Nine junior engineers in Mirzapur have been tasked with the important job of keeping away stray animals off the path that the Chief Minister is likely to take on January 29 as part of the Ganga Yatra.
An order issued on January 27 by the Executive Engineer, Public Works Department, reads “A visit of the chief minister is possible on January 29 as part of the Ganga Yatra to be held between January 27 and January 31. Keeping this in mind, as a precautionary measure the following junior engineers will be posted between the Police Lines and Birohi”.
The order then names nine engineers and the start and end points between which they shall be standing.

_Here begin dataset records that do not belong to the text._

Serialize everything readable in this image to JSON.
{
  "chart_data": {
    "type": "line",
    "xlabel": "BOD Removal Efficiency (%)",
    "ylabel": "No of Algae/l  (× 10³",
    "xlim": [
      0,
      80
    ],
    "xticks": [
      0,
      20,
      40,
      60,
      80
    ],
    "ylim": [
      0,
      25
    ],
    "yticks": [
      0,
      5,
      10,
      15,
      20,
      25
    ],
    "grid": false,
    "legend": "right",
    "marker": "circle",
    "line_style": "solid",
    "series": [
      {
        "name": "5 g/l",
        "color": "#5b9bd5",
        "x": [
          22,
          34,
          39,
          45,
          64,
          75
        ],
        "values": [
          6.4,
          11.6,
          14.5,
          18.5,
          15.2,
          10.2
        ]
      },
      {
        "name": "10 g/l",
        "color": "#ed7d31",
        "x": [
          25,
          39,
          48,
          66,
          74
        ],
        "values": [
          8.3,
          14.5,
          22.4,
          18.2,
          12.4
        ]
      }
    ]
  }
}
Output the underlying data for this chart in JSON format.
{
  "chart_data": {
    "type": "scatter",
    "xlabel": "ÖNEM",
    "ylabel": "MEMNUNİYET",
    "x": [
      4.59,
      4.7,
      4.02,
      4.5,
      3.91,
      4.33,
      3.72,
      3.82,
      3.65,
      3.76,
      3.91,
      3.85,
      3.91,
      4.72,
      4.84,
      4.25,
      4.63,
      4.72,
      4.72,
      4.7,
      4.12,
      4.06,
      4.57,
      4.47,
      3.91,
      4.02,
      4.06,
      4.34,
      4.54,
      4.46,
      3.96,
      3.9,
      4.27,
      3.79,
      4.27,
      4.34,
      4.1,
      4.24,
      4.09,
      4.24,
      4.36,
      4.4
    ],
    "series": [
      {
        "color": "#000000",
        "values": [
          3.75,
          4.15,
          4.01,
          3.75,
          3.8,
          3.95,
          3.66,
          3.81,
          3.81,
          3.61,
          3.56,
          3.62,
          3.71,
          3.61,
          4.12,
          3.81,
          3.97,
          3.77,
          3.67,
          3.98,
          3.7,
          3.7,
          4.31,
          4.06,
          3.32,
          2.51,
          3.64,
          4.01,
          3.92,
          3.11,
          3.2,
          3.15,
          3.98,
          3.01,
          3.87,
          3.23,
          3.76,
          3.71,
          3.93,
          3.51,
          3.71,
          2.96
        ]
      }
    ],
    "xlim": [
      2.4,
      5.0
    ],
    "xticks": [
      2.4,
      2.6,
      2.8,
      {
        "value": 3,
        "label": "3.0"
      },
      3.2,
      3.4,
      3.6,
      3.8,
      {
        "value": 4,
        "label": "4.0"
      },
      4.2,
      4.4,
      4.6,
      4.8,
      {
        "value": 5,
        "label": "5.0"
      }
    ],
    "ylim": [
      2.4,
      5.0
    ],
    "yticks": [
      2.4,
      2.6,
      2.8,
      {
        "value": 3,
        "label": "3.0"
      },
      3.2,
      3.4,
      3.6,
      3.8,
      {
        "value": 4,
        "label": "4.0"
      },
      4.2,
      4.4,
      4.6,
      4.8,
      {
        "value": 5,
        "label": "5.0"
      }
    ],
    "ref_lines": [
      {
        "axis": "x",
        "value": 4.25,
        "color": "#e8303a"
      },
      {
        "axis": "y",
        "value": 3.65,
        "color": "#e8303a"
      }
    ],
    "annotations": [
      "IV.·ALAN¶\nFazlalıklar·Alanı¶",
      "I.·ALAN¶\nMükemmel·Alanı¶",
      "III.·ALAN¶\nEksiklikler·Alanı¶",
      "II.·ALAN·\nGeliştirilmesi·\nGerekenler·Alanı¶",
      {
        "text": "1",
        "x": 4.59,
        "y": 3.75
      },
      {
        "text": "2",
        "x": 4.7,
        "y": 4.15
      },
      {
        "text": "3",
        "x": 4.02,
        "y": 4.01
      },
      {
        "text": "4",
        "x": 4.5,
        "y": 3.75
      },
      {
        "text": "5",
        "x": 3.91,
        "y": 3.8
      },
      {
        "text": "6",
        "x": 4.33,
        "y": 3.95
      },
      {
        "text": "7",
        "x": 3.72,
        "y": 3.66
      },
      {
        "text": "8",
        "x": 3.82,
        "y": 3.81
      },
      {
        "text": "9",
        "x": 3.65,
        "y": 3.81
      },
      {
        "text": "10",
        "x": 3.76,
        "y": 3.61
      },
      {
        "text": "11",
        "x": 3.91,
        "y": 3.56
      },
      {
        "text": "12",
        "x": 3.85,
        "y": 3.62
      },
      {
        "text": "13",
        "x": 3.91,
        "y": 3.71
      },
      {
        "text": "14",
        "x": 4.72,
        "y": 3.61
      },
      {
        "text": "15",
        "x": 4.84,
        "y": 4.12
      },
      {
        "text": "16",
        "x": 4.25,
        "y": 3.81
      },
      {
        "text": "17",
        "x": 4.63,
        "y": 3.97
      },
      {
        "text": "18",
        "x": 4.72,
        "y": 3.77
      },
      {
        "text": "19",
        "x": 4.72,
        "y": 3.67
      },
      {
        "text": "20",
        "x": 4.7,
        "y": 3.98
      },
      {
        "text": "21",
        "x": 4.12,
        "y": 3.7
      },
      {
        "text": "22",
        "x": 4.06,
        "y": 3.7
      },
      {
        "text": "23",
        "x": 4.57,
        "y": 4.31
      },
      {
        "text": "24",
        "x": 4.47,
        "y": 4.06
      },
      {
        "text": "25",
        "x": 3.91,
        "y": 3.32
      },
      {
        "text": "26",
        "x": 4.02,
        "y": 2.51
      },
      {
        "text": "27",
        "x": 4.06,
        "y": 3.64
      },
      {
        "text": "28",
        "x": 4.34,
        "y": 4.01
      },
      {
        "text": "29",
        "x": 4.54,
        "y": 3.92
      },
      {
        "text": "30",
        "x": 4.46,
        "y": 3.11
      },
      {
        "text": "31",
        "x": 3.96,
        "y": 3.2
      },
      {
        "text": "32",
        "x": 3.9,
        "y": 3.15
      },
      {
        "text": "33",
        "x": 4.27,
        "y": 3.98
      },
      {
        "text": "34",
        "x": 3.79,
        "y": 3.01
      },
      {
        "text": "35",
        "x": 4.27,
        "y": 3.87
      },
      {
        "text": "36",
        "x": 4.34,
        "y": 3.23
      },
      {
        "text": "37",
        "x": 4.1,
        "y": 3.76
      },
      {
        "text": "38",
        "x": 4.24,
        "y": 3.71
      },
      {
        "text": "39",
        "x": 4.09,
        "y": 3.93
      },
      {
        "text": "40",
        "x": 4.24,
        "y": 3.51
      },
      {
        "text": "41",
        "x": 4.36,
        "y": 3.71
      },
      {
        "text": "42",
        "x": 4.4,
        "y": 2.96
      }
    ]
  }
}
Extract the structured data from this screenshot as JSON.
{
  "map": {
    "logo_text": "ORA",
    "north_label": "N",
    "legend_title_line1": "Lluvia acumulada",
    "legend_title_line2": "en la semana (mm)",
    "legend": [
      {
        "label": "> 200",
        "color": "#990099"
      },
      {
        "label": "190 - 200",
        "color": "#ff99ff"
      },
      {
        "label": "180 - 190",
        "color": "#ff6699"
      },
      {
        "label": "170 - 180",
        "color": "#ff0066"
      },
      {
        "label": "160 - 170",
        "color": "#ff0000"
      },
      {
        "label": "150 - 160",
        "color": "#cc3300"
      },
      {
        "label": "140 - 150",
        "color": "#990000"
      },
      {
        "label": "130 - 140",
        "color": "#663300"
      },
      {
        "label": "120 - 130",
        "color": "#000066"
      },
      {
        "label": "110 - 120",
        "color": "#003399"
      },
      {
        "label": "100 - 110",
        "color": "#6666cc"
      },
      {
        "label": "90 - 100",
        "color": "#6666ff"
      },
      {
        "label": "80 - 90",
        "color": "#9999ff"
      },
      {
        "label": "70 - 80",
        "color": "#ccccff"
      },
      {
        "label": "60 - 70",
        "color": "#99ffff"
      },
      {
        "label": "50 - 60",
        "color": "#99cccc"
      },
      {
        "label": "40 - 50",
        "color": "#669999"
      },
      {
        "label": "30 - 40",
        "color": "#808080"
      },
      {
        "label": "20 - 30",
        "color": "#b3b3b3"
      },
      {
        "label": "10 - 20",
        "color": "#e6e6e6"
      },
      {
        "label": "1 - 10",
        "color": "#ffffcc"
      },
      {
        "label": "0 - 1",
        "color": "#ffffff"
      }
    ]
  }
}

The duty they are entrusted with is explained in the following paragraph. “The above junior engineers with their gangs, on January 29 will stand with 8-10 ropes. If any stray animals come on to the road, they are to be tied so that there are no obstacles in the movement of the honourable chief minister”.
The ‘stray’ in this order is most likely to refer to cows which have become a menace in the state after Adityanath banned their slaughter and cow vigilantes unleashed tyranny in the name of cow protection. The government has since built cow shelters across the state to cater to cows which are abandoned by their owners after they stop giving milk. Last September the government also introduced a scheme called the 'Nirashrit/Besahara Govansh Sahbhagita Yojana' which put up these cows for adoption with the promise of paying Rs 30 per day to those who took them under their care.
An ardent cow worshipper, it can only be imagined how well the state’s chief minister would look upon an order that dubs them ‘awara’ (a Hindi word that loosely translates into vagabond).
The order has also been marked to the District Magistrate’s office. Yet, Sushil Kumar Patel, the DM of Mirzapur told THE WEEK, that he was not aware of any such specific order until our reporter brought it to his notice. “We have cow-catchers who work in a routine way to keep cows safe. In view of the Ganga Yatra, we have to be cautious that the devotees do not face any problem”, he said. The district magistrate contacted THE WEEK's reporter, ahead of the story being published and said that the order has been cancelled. “The letter had been issued by mistake and it has been cancelled,” he said.